Patients who are affected by speech impairments can be treated by speech therapy.

Speech disability can be a manifestation of various physical or psychological causes. Symptomatic treatment of it is carried out after diagnostic tests such as video fluoroscopic barium study ("cookie swallow" test) or fiber-optic endoscopic evaluation. Despite the diversity in speech therapy techniques, most treatment plans follow the same progression:

1. Identification of defective features
2. Assistance with producing simple sounds; physical contact may be required to aid with motor speech disorders
3. Refrainment of assistance that allows patient to develop self-correction ability
4. Increase in length of syllables or speech
5. Self-evaluation of progress and provide explanation on the cause of improvements

For post-treatment monitoring, computer-based speech therapy that makes use of instructional software can provide computer-led practices as aftercare and quantify performances outside of conventional treatments.

== Epidemiology ==

Filippi syndrome is rare, with an estimated prevalence of less than one in a million. It has around thirty cases recorded in medical literature.

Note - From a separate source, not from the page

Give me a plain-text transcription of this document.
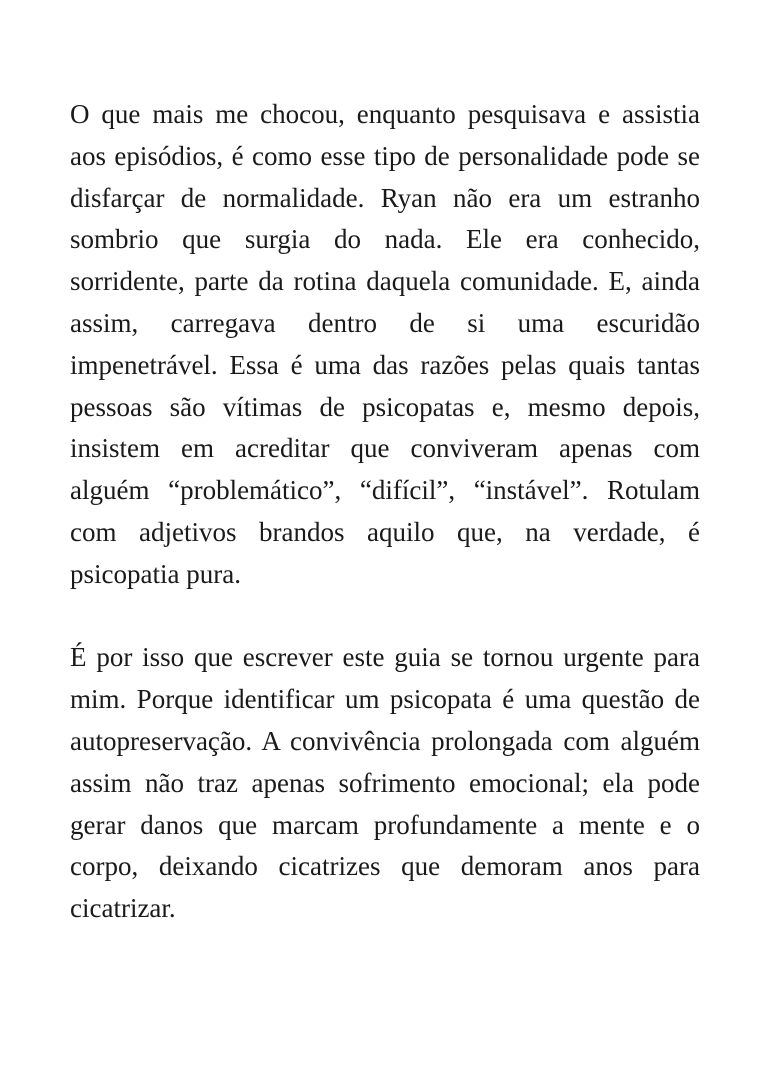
O que mais me chocou, enquanto pesquisava e assistia aos episódios, é como esse tipo de personalidade pode se disfarçar de normalidade. Ryan não era um estranho sombrio que surgia do nada. Ele era conhecido, sorridente, parte da rotina daquela comunidade. E, ainda assim, carregava dentro de si uma escuridão impenetrável. Essa é uma das razões pelas quais tantas pessoas são vítimas de psicopatas e, mesmo depois, insistem em acreditar que conviveram apenas com alguém “problemático”, “difícil”, “instável”. Rotulam com adjetivos brandos aquilo que, na verdade, é psicopatia pura.

É por isso que escrever este guia se tornou urgente para mim. Porque identificar um psicopata é uma questão de autopreservação. A convivência prolongada com alguém assim não traz apenas sofrimento emocional; ela pode gerar danos que marcam profundamente a mente e o corpo, deixando cicatrizes que demoram anos para cicatrizar.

The number of affected males recorded is more than twice the number of affected females. However, this is insufficient to conclude that male are at a higher risk due to the small number of reported cases. However, the CDC says less than 25 cases have been reported, the National Organization for Rare Disorders says about 18 cases have been reported, while the National Center for Advancing Translational Sciences says 30 cases have been reported in literature.